Não os enjeitamos: a Justiça precisa de ser modernizada, atualizada e equipada. Não me posso resignar a ouvir, como ouvi no Funchal, uma conservadora dizer que as conservatórias não têm correio eletrónico há mais de um ano.

O que temos feito?

• Num projeto PRR, em articulação com a Região Autónoma da Madeira e o IGFEJ, estamos a tratar da entrega de 110 computadores aos funcionários do Instituto de Registos e Notariado da Madeira.

• Já distribuímos cerca de 5.000 computadores a magistrados e a auditores de justiça.

• Estamos a desenvolver o eTribunal, que serve Magistrados, Mandatários, as Secretarias e os Cidadãos. Brevemente haverá interfaces mais rápidas, mais intuitivas e mais inovadoras.

No Ministério da Justiça, desde a equipa governativa aos organismos, todos estamos muito atentos à execução do PRR. Temos agora um ano para o fazer.

A Justiça não é apenas os Tribunais. A Justiça de que os cidadãos precisam inclui os tribunais, os registos, os centros educativos, os estabelecimentos prisionais, a investigação criminal, a formação de magistrados…

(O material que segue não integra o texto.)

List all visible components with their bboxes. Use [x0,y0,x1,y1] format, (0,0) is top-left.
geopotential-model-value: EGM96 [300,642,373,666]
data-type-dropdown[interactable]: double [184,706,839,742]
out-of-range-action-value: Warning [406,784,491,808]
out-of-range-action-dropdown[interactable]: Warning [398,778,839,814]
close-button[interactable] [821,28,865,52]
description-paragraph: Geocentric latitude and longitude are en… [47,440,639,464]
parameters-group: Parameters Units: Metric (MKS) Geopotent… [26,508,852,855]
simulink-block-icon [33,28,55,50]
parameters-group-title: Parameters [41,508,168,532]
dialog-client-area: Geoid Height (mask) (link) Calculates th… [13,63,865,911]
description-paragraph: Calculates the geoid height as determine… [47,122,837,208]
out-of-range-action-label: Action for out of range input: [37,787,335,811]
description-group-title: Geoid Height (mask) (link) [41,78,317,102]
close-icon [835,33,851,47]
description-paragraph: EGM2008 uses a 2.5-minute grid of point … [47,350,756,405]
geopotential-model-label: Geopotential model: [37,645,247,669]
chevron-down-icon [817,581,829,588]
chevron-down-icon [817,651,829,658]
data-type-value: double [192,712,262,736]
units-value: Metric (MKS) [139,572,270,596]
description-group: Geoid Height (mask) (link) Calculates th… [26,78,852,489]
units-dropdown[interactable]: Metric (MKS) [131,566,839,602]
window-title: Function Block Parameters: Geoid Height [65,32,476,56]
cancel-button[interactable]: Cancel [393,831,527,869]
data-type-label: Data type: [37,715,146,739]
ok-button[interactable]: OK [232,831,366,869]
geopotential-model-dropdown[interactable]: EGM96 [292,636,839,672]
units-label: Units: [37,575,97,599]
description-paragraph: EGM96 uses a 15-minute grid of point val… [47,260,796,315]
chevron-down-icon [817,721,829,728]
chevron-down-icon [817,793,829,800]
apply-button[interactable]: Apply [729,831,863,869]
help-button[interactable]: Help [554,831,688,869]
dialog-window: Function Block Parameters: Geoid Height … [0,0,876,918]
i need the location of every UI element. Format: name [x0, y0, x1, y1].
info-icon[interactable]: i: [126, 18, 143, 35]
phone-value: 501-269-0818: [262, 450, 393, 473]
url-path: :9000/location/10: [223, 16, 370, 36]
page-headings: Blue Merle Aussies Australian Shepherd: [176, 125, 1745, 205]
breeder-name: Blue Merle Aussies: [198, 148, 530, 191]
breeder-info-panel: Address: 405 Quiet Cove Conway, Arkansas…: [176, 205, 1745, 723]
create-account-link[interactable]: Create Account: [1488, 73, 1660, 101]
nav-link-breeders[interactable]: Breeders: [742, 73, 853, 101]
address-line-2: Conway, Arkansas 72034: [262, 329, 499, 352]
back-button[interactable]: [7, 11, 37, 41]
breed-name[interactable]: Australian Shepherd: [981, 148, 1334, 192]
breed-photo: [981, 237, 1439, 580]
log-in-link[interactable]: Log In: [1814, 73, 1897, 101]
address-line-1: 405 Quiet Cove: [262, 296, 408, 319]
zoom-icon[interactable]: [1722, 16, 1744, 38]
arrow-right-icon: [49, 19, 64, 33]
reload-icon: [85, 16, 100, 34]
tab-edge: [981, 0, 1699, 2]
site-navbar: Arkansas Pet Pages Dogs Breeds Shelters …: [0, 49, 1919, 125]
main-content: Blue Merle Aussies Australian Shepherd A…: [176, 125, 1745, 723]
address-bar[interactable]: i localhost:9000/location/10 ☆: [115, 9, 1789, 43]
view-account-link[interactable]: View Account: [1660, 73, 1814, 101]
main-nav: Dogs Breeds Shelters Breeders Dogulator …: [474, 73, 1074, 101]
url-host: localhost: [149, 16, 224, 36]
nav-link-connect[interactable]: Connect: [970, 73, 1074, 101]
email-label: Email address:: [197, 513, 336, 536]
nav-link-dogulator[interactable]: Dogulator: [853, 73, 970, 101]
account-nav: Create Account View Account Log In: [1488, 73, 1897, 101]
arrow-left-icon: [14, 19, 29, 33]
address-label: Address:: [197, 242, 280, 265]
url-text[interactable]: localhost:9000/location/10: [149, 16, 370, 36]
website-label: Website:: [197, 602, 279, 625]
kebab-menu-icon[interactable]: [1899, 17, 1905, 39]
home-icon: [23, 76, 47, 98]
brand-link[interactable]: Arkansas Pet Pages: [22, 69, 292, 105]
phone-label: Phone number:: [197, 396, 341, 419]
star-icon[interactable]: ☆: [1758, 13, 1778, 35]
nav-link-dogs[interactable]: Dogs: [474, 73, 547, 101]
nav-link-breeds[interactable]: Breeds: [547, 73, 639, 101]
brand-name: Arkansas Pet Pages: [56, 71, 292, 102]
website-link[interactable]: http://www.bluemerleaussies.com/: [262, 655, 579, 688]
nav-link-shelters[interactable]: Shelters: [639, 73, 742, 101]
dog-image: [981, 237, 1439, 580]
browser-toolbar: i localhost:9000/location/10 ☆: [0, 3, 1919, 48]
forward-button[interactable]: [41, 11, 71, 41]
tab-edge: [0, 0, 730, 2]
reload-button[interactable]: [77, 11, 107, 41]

A Política de Justiça é definida pelo Governo. A gestão, a administração, os investimentos, a afetação de recursos, as prioridades legislativas e orçamentais cabem a quem foi eleito para governar, sujeitando-se ao debate, à discórdia, à negociação e ao escrutínio final dos eleitores.

O Ministério da Justiça exerce as suas competências, toma as decisões que lhe parecem mais adequadas e sujeita-se ao escrutínio técnico e político. É uma das regras do jogo democrático: decisores políticos gerem os recursos públicos e são avaliados, politicamente, pelo mérito das suas decisões.

Aos tribunais o que é da aplicação da Justiça, ao Governo o que é da Política de Justiça. Esta é a primeira vez que intervenho na sessão solene de Abertura do Ano Judicial, fazendo-o na qualidade de Ministra da Justiça. Antes de mim, outras mulheres estiveram neste e noutros lugares de relevo na Justiça Portuguesa. Em 2024, perdemos uma das melhores: Joana Marques Vidal, antiga Procuradora-geral da República, cuja morte não vem esbater o legado de independência, dignidade e de trabalho que nos deixou. Que o seu exemplo nos inspire a mudar a história de Alcinda Cruz com que iniciei esta intervenção e a darmos o melhor de nós a favor da Justiça do nosso país.

*Este texto é o discurso na íntegra da ministra da Justiça, Rita Alarcão Júdice, na cerimónia de abertura do ano judicial que decorreu a 13 de janeiro de 2025.